For bugs of the kind “I’m getting a PyPy crash or a strange exception”, please note that: We can’t do anything without reproducing the bug ourselves. We cannot do anything with tracebacks from gdb, or core dumps. This is not only because the standard PyPy is compiled without debug symbols. The real reason is that a C-level traceback is usually of no help at all in PyPy. Debugging PyPy can be annoying.

This is a clear and useful bug report. (Admittedly, sometimes the problem is really hard to reproduce, but please try to.)

In more details:

  • First, please give the exact PyPy version, and the OS.
  • It might help focus our search if we know if the bug can be reproduced on a “pypy --jit off” or not. If “pypy --jit off” always works, then the problem might be in the JIT. Otherwise, we know we can ignore that part.
  • If you got the bug using only Open Source components, please give a step-by-step guide that we can follow to reproduce the problem ourselves. Don’t assume we know anything about any program other than PyPy. We would like a guide that we can follow point by point (without guessing or having to figure things out) on a machine similar to yours, starting from a bare PyPy, until we see the same problem. (If you can, you can try to reduce the number of steps and the time it needs to run, but that is not mandatory.)
  • If the bug involves Closed Source components, or just too many Open Source components to install them all ourselves, then maybe you can give us some temporary ssh access to a machine where the bug can be reproduced. Or, maybe we can download a VirtualBox or VMWare virtual machine where the problem occurs.
  • If giving us access would require us to use tools other than ssh, make appointments, or sign a NDA, then we can consider a commerical support contract for a small sum of money.
  • If even that is not possible for you, then sorry, we can’t help.

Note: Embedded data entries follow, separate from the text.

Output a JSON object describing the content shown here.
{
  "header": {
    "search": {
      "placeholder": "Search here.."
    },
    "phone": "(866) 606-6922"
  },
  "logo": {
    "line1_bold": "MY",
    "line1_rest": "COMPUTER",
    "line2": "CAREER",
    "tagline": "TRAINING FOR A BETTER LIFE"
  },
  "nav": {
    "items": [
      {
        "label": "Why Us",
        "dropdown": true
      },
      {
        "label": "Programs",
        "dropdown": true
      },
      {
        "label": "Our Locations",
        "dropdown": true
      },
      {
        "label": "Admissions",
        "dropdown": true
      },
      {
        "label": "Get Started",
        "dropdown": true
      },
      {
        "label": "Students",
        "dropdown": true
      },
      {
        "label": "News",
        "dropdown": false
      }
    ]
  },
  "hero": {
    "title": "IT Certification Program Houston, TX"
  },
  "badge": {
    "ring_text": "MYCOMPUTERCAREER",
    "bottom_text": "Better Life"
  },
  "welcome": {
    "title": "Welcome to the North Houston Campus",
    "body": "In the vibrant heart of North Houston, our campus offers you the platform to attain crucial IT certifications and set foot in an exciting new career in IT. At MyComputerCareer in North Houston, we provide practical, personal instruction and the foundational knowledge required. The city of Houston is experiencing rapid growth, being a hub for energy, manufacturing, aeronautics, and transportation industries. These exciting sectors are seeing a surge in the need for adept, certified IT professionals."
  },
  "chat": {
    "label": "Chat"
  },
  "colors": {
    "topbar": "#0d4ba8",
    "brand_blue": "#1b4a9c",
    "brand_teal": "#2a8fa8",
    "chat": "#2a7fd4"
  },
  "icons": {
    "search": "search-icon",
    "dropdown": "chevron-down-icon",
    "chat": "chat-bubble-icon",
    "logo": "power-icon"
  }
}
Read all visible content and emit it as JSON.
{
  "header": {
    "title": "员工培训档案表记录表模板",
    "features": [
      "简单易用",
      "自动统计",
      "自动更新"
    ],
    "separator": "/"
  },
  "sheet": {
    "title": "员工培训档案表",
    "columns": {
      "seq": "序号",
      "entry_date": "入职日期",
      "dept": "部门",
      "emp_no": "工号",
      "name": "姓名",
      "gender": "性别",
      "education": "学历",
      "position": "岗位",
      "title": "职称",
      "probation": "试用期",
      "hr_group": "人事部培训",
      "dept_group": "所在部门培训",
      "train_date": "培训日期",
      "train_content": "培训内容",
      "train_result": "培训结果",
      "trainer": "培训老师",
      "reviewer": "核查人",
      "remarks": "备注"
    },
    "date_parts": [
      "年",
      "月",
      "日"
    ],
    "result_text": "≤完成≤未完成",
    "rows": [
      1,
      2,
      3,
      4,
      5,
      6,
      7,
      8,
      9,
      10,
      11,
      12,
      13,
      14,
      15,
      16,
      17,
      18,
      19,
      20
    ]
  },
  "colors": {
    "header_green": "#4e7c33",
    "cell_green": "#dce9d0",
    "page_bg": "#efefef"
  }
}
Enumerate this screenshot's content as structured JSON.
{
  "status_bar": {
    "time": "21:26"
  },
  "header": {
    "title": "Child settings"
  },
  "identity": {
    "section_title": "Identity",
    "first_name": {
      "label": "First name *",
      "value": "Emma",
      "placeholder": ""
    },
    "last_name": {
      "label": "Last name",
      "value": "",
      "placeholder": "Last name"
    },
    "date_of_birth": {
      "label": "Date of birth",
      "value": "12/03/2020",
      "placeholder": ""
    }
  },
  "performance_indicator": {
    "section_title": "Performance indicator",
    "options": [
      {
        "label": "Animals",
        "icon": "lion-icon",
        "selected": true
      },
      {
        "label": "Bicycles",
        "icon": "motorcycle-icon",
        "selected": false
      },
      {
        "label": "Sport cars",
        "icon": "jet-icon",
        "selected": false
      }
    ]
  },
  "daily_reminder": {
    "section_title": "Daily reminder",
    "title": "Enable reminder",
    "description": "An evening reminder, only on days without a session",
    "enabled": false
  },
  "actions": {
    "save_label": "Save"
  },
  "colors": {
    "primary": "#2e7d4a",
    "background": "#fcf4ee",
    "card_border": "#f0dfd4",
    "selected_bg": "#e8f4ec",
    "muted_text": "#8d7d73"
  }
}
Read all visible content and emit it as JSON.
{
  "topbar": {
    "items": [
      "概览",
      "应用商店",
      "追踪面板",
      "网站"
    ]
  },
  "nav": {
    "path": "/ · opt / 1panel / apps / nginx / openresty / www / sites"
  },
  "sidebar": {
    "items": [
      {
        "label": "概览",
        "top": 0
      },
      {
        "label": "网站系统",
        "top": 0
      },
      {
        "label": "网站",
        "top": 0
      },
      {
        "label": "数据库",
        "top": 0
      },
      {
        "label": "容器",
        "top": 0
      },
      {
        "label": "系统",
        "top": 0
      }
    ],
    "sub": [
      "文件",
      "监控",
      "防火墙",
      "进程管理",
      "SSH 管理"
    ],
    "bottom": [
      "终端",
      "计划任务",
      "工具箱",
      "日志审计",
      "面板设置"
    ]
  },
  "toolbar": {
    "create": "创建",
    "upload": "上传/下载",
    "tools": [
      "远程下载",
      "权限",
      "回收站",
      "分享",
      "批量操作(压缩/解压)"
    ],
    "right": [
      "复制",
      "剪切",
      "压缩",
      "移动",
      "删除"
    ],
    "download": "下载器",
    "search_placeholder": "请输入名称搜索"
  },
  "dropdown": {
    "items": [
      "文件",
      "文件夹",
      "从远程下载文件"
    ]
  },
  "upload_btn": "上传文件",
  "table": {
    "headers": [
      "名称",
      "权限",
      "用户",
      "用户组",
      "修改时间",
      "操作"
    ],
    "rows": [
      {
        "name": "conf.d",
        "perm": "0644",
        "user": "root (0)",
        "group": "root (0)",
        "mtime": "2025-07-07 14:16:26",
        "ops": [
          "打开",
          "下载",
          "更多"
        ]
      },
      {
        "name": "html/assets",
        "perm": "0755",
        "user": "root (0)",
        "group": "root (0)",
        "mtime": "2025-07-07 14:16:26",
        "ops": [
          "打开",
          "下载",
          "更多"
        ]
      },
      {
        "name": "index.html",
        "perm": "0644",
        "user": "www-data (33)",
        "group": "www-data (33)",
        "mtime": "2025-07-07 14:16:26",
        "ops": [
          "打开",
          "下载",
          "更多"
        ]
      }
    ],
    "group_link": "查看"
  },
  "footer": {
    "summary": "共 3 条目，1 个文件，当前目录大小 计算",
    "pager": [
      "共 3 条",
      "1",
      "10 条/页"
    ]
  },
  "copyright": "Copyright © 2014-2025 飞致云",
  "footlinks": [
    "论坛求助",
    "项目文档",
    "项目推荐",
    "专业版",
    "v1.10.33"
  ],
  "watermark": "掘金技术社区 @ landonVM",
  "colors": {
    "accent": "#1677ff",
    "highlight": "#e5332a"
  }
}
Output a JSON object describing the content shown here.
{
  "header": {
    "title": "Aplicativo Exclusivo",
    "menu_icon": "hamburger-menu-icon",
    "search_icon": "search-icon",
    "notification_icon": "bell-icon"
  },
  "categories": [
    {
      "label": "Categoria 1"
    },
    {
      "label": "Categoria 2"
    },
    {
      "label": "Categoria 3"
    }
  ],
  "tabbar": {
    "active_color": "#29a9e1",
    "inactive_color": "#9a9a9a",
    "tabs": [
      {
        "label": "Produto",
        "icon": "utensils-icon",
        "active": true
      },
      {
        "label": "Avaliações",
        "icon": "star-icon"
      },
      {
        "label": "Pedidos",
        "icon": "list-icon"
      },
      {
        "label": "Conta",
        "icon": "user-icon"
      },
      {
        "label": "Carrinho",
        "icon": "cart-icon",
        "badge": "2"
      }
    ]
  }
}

Of course, you can try to debug the problem yourself, and we can help you get started if you ask on the #pypy IRC channel, but be prepared: debugging an annoying PyPy problem usually involves quite a lot of gdb in auto-generated C code, and at least some knowledge about the various components involved, from PyPy’s own RPython source code to the GC and possibly the JIT.

Why doesn’t PyPy move to GitHub, Gitlab, ...?

We’ve been quite happy with Moving version control systems and hosting is a lot of hard work: On the one hand, PyPy’s mercurial history is long and gnarly. On the other hand, all our infrastructure (buildbots, benchmarking, etc) would have to be adapted. So unless somebody steps up and volunteers to do all that work, it will likely not happen.

What is needed for Windows 64 support of PyPy?

First, please note that the Windows 32 PyPy binary works just fine on Windows 64. The only problem is that it only supports up to 4GB of heap per process.

As to real Windows 64 support: Currently we don’t have an active PyPy developer whose main development platform is Windows. So if you are interested in getting Windows 64 support, we encourage you to volunteer to make it happen! Another option would be to pay some PyPy developers to implement Windows 64 support, but so far there doesn’t seem to be an overwhelming commercial interest in it.

How long will PyPy support Python2?

Since RPython is built on top of Python2 and that is extremely unlikely to change, the Python2 version of PyPy will be around “forever”, i.e. as long as PyPy itself is around.